While we’ve been rolling our eyes (hard) for a few years now whenever anyone utters the “print is dead” saw, we know we’ve been ahead of the curve understanding print’s future.
Now, more support that the digital bubble has burst, and print is back in favor.
“As recent as 2015, everyone was certain of two things: Digital media was the way of the future; print would die as a consequence,” writes Angela Yap in Unreserved Media. “The statistics to fit the narrative: falling print circulations, lower readerships, and Kindle could do no wrong. All aboard the digital bandwagon.
“Then somewhere along the line, the numbers began to diverge,” Yap writes. “Circulation for print publications were on the uptick, an indie movement stoked renewed interest in tactile magazines and people were falling out of love with their smartphones – dubbed ‘social media fatigue’ – and shutting out the Internet for longer periods of time. Companies like Vice Media and Buzzfeed, once valued at US$5.7 billion and US$1.7 billion respectively, collapsed to a fraction of what investors paid for.”
What does this mean for the magazine and print news industry? According to Yap, you have to dig a little deeper than the surface statistics to understand what’s truly going on here.
“Digital media – websites, social media, messaging apps, video platforms – have consistently clocked bigger audience numbers and growing ad spend,” she writes. “But for the ferocious print newspapers and magazines still standing, circulation data indicate that the free-fall may, at last, have been reined in. Although the UK’s Audit Circulation Bureau magazine reported a 5% drop in overall magazine print circulation in the last six months of 2017, what they didn’t highlight was that the 5% is a skewed aggregate clocked mainly by two segments – women’s weeklies and hobby magazines.”

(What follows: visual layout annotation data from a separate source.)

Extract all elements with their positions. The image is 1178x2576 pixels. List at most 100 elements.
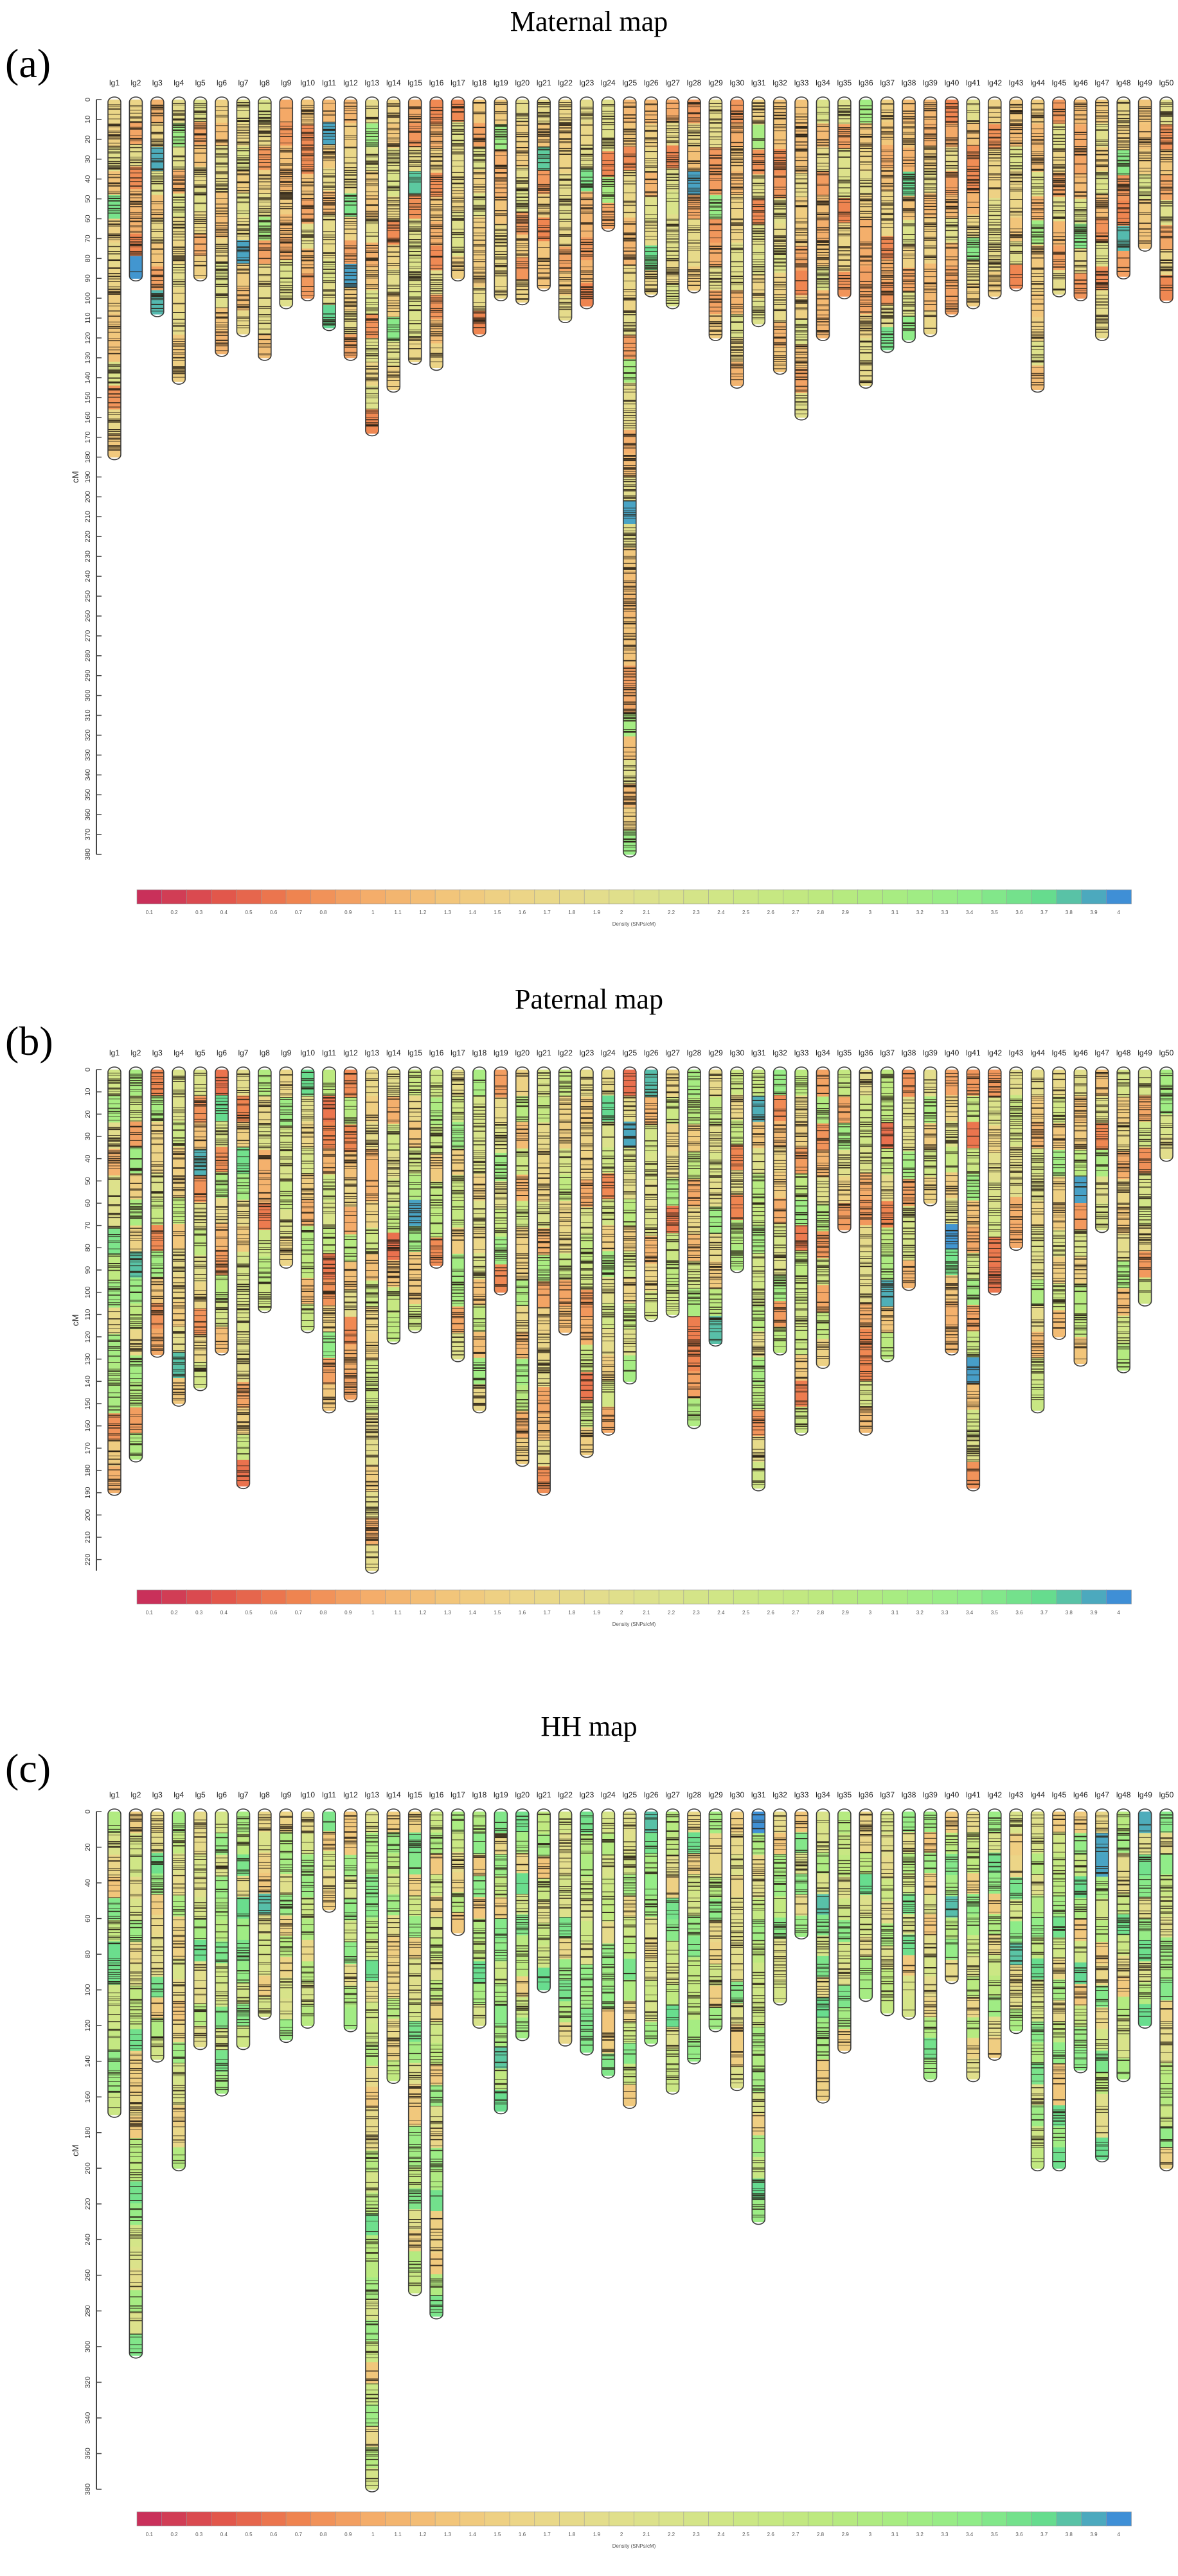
y-tick-label: 370 — [84, 829, 92, 840]
density-segment — [365, 100, 379, 124]
density-segment — [837, 198, 851, 223]
density-segment — [408, 123, 422, 148]
density-segment — [730, 195, 744, 220]
linkage-group-label: lg36 — [859, 78, 873, 87]
density-segment — [408, 100, 422, 124]
linkage-group-lg34: lg34 — [816, 78, 830, 341]
linkage-group-label: lg34 — [816, 78, 830, 87]
density-segment — [795, 222, 808, 247]
density-segment — [688, 147, 701, 172]
linkage-group-lg15: lg15 — [407, 78, 422, 365]
density-segment — [623, 430, 636, 454]
linkage-group-lg2: lg2 — [129, 78, 143, 282]
linkage-group-label: lg9 — [281, 78, 291, 87]
density-segment — [924, 170, 937, 194]
density-segment — [580, 283, 593, 307]
density-segment — [580, 237, 593, 261]
y-tick-label: 20 — [84, 136, 92, 143]
chromosome-outline — [515, 96, 530, 306]
density-segment — [623, 666, 636, 690]
density-segment — [236, 310, 250, 335]
density-segment — [236, 263, 250, 288]
density-segment — [408, 290, 422, 315]
linkage-group-lg23: lg23 — [580, 78, 594, 310]
linkage-group-label: lg8 — [260, 78, 270, 87]
y-tick-label: 380 — [84, 849, 92, 860]
density-segment — [558, 246, 572, 272]
density-segment — [172, 216, 186, 242]
density-segment — [150, 195, 164, 220]
linkage-group-lg10: lg10 — [300, 78, 315, 302]
density-segment — [924, 287, 937, 311]
density-segment — [709, 123, 722, 148]
density-segment — [816, 195, 830, 220]
linkage-group-lg22: lg22 — [558, 78, 573, 324]
chromosome-outline — [150, 96, 165, 317]
density-segment — [172, 287, 186, 312]
density-segment — [558, 148, 572, 174]
y-tick-label: 330 — [84, 749, 92, 761]
density-segment — [645, 100, 658, 125]
y-tick-label: 350 — [84, 789, 92, 800]
density-segment — [773, 149, 787, 175]
linkage-group-label: lg2 — [130, 78, 141, 87]
linkage-group-lg38: lg38 — [902, 78, 916, 343]
density-segment — [795, 344, 808, 369]
y-tick-label: 190 — [84, 471, 92, 482]
y-tick-label: 280 — [84, 650, 92, 662]
density-segment — [172, 146, 186, 171]
density-segment — [623, 807, 636, 831]
linkage-group-label: lg33 — [794, 78, 809, 87]
density-segment — [472, 123, 486, 147]
linkage-group-label: lg38 — [902, 78, 916, 87]
y-tick-label: 240 — [84, 570, 92, 582]
linkage-group-lg33: lg33 — [794, 78, 809, 421]
density-segment — [773, 124, 787, 150]
density-segment — [494, 273, 508, 299]
density-segment — [323, 259, 336, 283]
density-segment — [645, 123, 658, 149]
density-segment — [859, 100, 873, 124]
linkage-group-label: lg32 — [772, 78, 787, 87]
density-segment — [515, 234, 529, 258]
chromosome-outline — [537, 96, 551, 292]
density-segment — [924, 100, 937, 124]
y-tick-label: 10 — [84, 116, 92, 123]
density-segment — [344, 170, 357, 194]
density-segment — [730, 313, 744, 339]
density-segment — [623, 382, 636, 407]
linkage-group-lg20: lg20 — [515, 78, 530, 306]
chromosome-outline — [794, 96, 808, 421]
density-segment — [730, 123, 744, 148]
density-segment — [387, 100, 400, 125]
density-segment — [623, 736, 636, 761]
density-segment — [365, 147, 379, 172]
density-segment — [816, 147, 830, 172]
y-tick-label: 230 — [84, 551, 92, 562]
density-segment — [795, 173, 808, 198]
density-segment — [150, 147, 164, 172]
linkage-group-lg7: lg7 — [236, 78, 251, 337]
chromosome-outline — [622, 96, 637, 858]
linkage-group-lg24: lg24 — [601, 78, 616, 232]
linkage-group-label: lg10 — [300, 78, 315, 87]
y-tick-label: 320 — [84, 729, 92, 741]
linkage-group-label: lg5 — [195, 78, 206, 87]
linkage-group-label: lg30 — [729, 78, 744, 87]
density-segment — [451, 189, 465, 212]
chromosome-outline — [580, 96, 594, 310]
y-tick-label: 160 — [84, 412, 92, 423]
linkage-group-label: lg3 — [152, 78, 163, 87]
chromosome-outline — [880, 96, 895, 353]
density-segment — [580, 214, 593, 238]
density-segment — [623, 831, 636, 855]
linkage-group-label: lg31 — [751, 78, 766, 87]
density-segment — [494, 198, 508, 224]
density-segment — [236, 123, 250, 147]
density-segment — [902, 315, 916, 340]
linkage-group-label: lg37 — [880, 78, 895, 87]
density-segment — [623, 712, 636, 737]
chromosome-outline — [215, 96, 229, 357]
linkage-group-label: lg27 — [665, 78, 680, 87]
density-segment — [129, 121, 143, 145]
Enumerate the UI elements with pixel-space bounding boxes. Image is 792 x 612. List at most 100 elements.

On the other side of that trend are current affairs and specialist magazines, which have clocked on average a 1% in print sales. Leading the pack in the UK were men’s lifestyle mags, literary titles, and outdoor, travel and adventure magazines.
And while the industry put great stock into the idea of digital revenue initially, that hasn’t panned out.
“2018 World Press Trends, an annual survey of more than 70 countries, reports that print revenues still account for about 90% of publishers’ revenues. Even in digital-savvy Hong Kong, print is entrenched in the city’s fastpaced living,” Yap continues.
Helping to fuel the return toward print as a trusted source is the digital news disaster we know as “fake news.” In its wake, consumers are drawn toward brands and platforms they can trust – and print is a beacon in the digital wasteland.
To be sure, the industry has struggled to adapt and evolve. And it’s not done yet, by a long shot.
“Far from rolling over and playing dead, print – albeit an upgraded, funkier version of itself – looks poised to whip up a storm,” Yap concludes. “Hopefully, more than just a storm in a teacup.”